Hainaut Le docteur Lechien dénonce l’instrumentalisation de la médecine à des fins partisanes.

Les révélations quant à l’entrée en politique du médecin généraliste David Bouillon sur la liste "Mons en mieux" de Georges-Louis Bouchez (MR) n’est pas passée inaperçue dans la cité du Doudou.

Si le dynamisme du docteur glinois en faveur des personnes plus fragilisées est reconnu, il pose aussi une série de questions auprès d’autres médecins de la région sur les plans déontologique, éthique et humain.

Le docteur Jérôme Lechien, très proche du mouvement Citoyen, a d’ailleurs un regard critique sur la démarche aujourd’hui politique de son confrère. Il tire à boulets rouges non pas sur les actions menées mais sur les méthodes employées dans le cadre des élections par le docteur Bouillon.
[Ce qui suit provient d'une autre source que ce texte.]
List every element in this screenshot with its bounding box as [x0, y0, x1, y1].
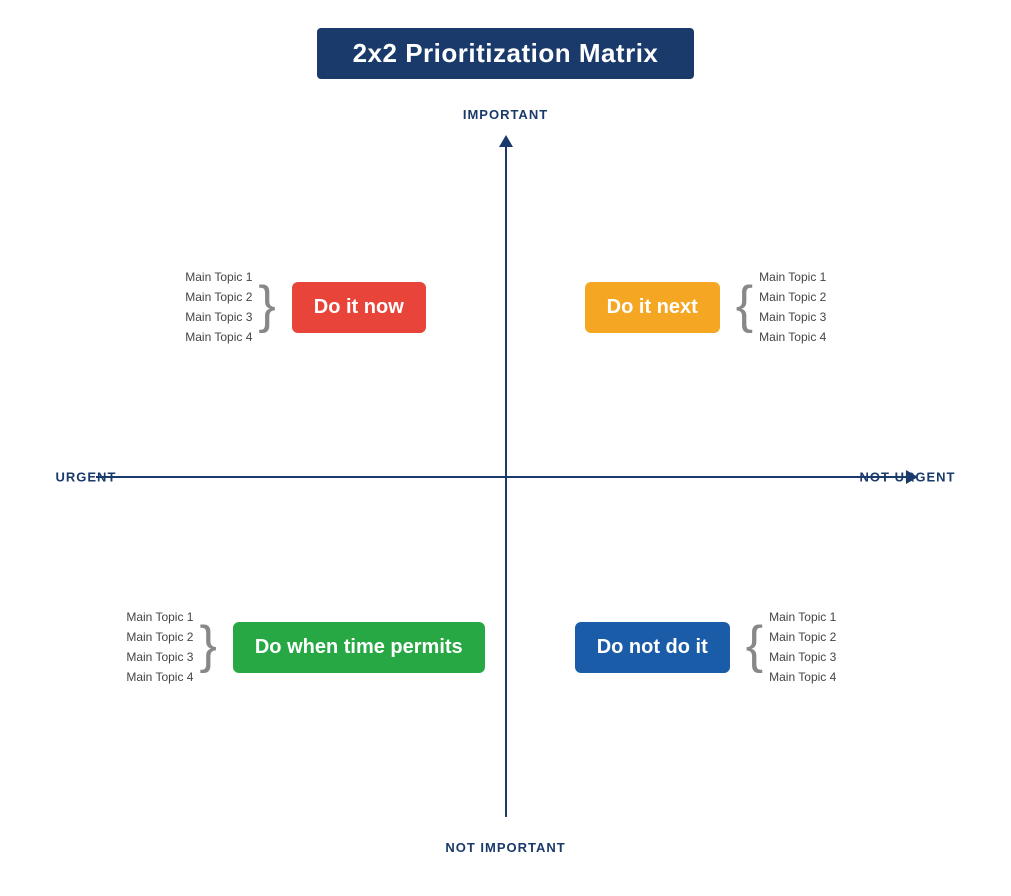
topic-group-br: { Main Topic 1 Main Topic 2 Main Topic 3 Ma…: [746, 608, 837, 686]
quadrant-bottom-right: { Main Topic 1 Main Topic 2 Main Topic 3 Ma…: [506, 487, 906, 807]
topic-item: Main Topic 2: [759, 288, 826, 306]
bracket-tr: {: [736, 279, 753, 331]
topic-item: Main Topic 1: [185, 268, 252, 286]
topic-item: Main Topic 4: [769, 668, 836, 686]
topic-item: Main Topic 4: [759, 328, 826, 346]
topic-item: Main Topic 4: [185, 328, 252, 346]
quadrant-top-right: { Main Topic 1 Main Topic 2 Main Topic 3 Ma…: [506, 147, 906, 467]
quadrant-bottom-left: Main Topic 1 Main Topic 2 Main Topic 3 Main…: [106, 487, 506, 807]
arrow-up-icon: [499, 135, 513, 147]
topic-group-tr: { Main Topic 1 Main Topic 2 Main Topic 3 Ma…: [736, 268, 827, 346]
topic-item: Main Topic 3: [126, 648, 193, 666]
topic-item: Main Topic 2: [185, 288, 252, 306]
topic-item: Main Topic 1: [126, 608, 193, 626]
label-not-important: NOT IMPORTANT: [445, 840, 565, 855]
action-btn-do-it-next: Do it next: [585, 282, 720, 333]
action-btn-do-it-now: Do it now: [292, 282, 426, 333]
arrow-right-icon: [906, 470, 918, 484]
quadrant-top-left: Main Topic 1 Main Topic 2 Main Topic 3 Main…: [106, 147, 506, 467]
topic-group-bl: Main Topic 1 Main Topic 2 Main Topic 3 Main…: [126, 608, 217, 686]
topic-item: Main Topic 3: [185, 308, 252, 326]
topic-item: Main Topic 3: [769, 648, 836, 666]
matrix-container: IMPORTANT NOT IMPORTANT URGENT NOT URGEN…: [56, 97, 956, 857]
topic-item: Main Topic 1: [769, 608, 836, 626]
topic-group-tl: Main Topic 1 Main Topic 2 Main Topic 3 Main…: [185, 268, 276, 346]
bracket-br: {: [746, 619, 763, 671]
topic-item: Main Topic 2: [126, 628, 193, 646]
action-btn-do-when-time-permits: Do when time permits: [233, 622, 485, 673]
topic-item: Main Topic 2: [769, 628, 836, 646]
bracket-bl: }: [199, 619, 216, 671]
topic-item: Main Topic 4: [126, 668, 193, 686]
page-title: 2x2 Prioritization Matrix: [317, 28, 695, 79]
topic-item: Main Topic 3: [759, 308, 826, 326]
topic-item: Main Topic 1: [759, 268, 826, 286]
label-important: IMPORTANT: [463, 107, 548, 122]
bracket-tl: }: [258, 279, 275, 331]
action-btn-do-not-do-it: Do not do it: [575, 622, 730, 673]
Selon lui, une limite a été franchie. "Inscrit dans le serment que nous avons prononcé, nous ne pouvons, en aucun cas, instrumentaliser les patients dans notre métier à des fins personnelles", dénonce-t-il.

Exposer la maladie

"Le projet des pharmacies solidaires porté par mon collègue David Bouillon est né d’une réflexion commune que nous avons lancée", explique-t-il. "L’objectif était d’aider des gens d’une façon inconditionnelle pour lutter contre la dégradation de l’accès à des soins de santé de qualité. Notre démarche était citoyenne et apartisane. […] A aucun moment le projet ne devait servir à mettre en avant des candidats aux communales. D’ailleurs ceux qui s’y présentaient n’en étaient absolument pas les porte-parole."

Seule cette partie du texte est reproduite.